There are some limitations in our study. This was a retrospective study of only 2 patients. In addition, the follow-up period was short, and there were no controls. However, we believe that PPV with endolaser focal PC is effective and should be considered as an optional treatment for selected cases of MacTel type 1 especially in refractory cases. These treatment protocols should lead to an improvement in both the BCVA and macular edema.

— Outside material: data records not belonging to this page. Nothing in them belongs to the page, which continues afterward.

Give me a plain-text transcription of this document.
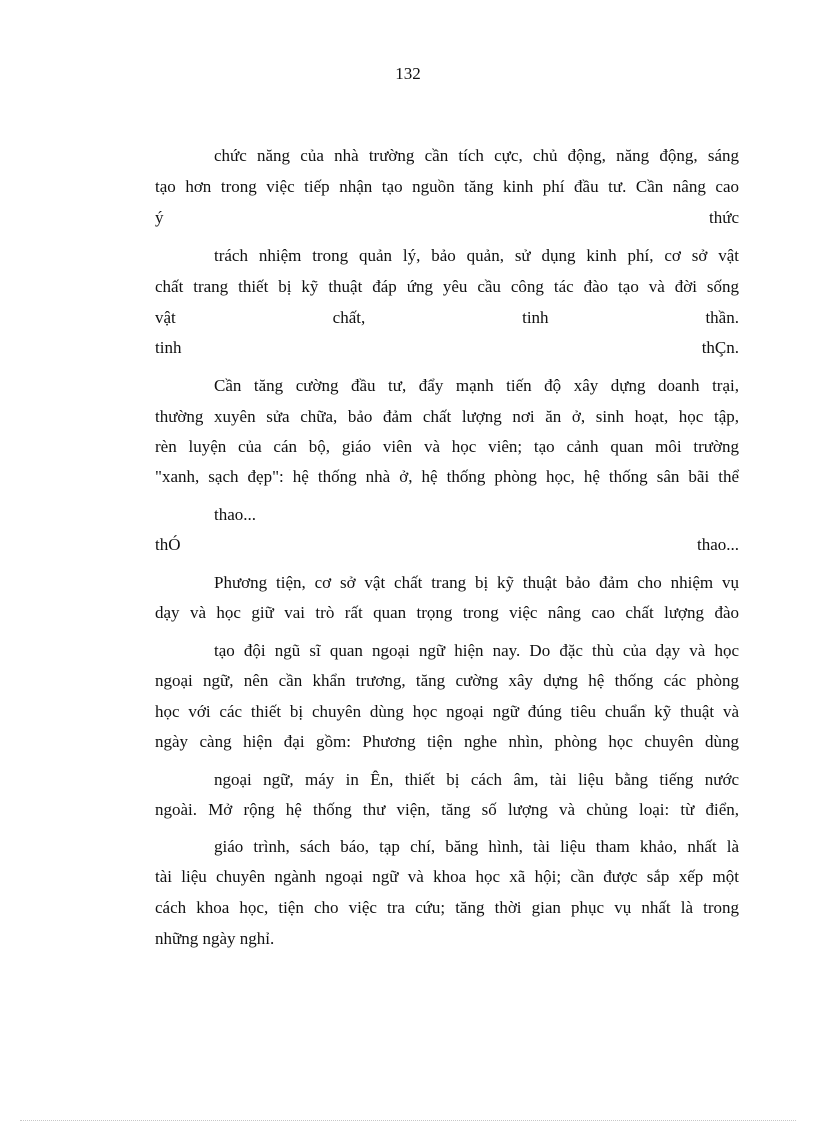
132
chức năng của nhà trường cần tích cực, chủ động, năng động, sáng
tạo hơn trong việc tiếp nhận tạo nguồn tăng kinh phí đầu tư. Cần nâng cao
ý	thức
trách nhiệm trong quản lý, bảo quản, sử dụng kinh phí, cơ sở vật
chất trang thiết bị kỹ thuật đáp ứng yêu cầu công tác đào tạo và đời sống
vật	chất,	tinh	thần.
tinh	thÇn.
Cần tăng cường đầu tư, đẩy mạnh tiến độ xây dựng doanh trại,
thường xuyên sửa chữa, bảo đảm chất lượng nơi ăn ở, sinh hoạt, học tập,
rèn luyện của cán bộ, giáo viên và học viên; tạo cảnh quan môi trường
"xanh, sạch đẹp": hệ thống nhà ở, hệ thống phòng học, hệ thống sân bãi thể
thao...
thÓ	thao...
Phương tiện, cơ sở vật chất trang bị kỹ thuật bảo đảm cho nhiệm vụ
dạy và học giữ vai trò rất quan trọng trong việc nâng cao chất lượng đào
tạo đội ngũ sĩ quan ngoại ngữ hiện nay. Do đặc thù của dạy và học
ngoại ngữ, nên cần khẩn trương, tăng cường xây dựng hệ thống các phòng
học với các thiết bị chuyên dùng học ngoại ngữ đúng tiêu chuẩn kỹ thuật và
ngày càng hiện đại gồm: Phương tiện nghe nhìn, phòng học chuyên dùng
ngoại ngữ, máy in Ên, thiết bị cách âm, tài liệu bằng tiếng nước
ngoài. Mở rộng hệ thống thư viện, tăng số lượng và chủng loại: từ điển,
giáo trình, sách báo, tạp chí, băng hình, tài liệu tham khảo, nhất là
tài liệu chuyên ngành ngoại ngữ và khoa học xã hội; cần được sắp xếp một
cách khoa học, tiện cho việc tra cứu; tăng thời gian phục vụ nhất là trong
những ngày nghỉ.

In conclusion, we have experienced two patients with MacTel type 1 who were refractory to photocoagulation (PC), STTA, and IVB but responded to pars plana vitrectomy (PPV) combined with intraoperative endolaser focal PC.

Although further investigations are needed to elucidate the rationale and to establish its indication, we think a stepwise approach to the management of the disease with the use of surgical management can be considered when conventional treatment fails.

Acknowledgments

No author has a financial or proprietary interest in any material or method mentioned. Support of this study was provided by Research Grants on Sensory and Communicative Disorders from the Ministry of Health, Labor, and Welfare, Japan.

Conflict of Interests

The authors declare that there is no conflict of interests regarding the publication of this paper.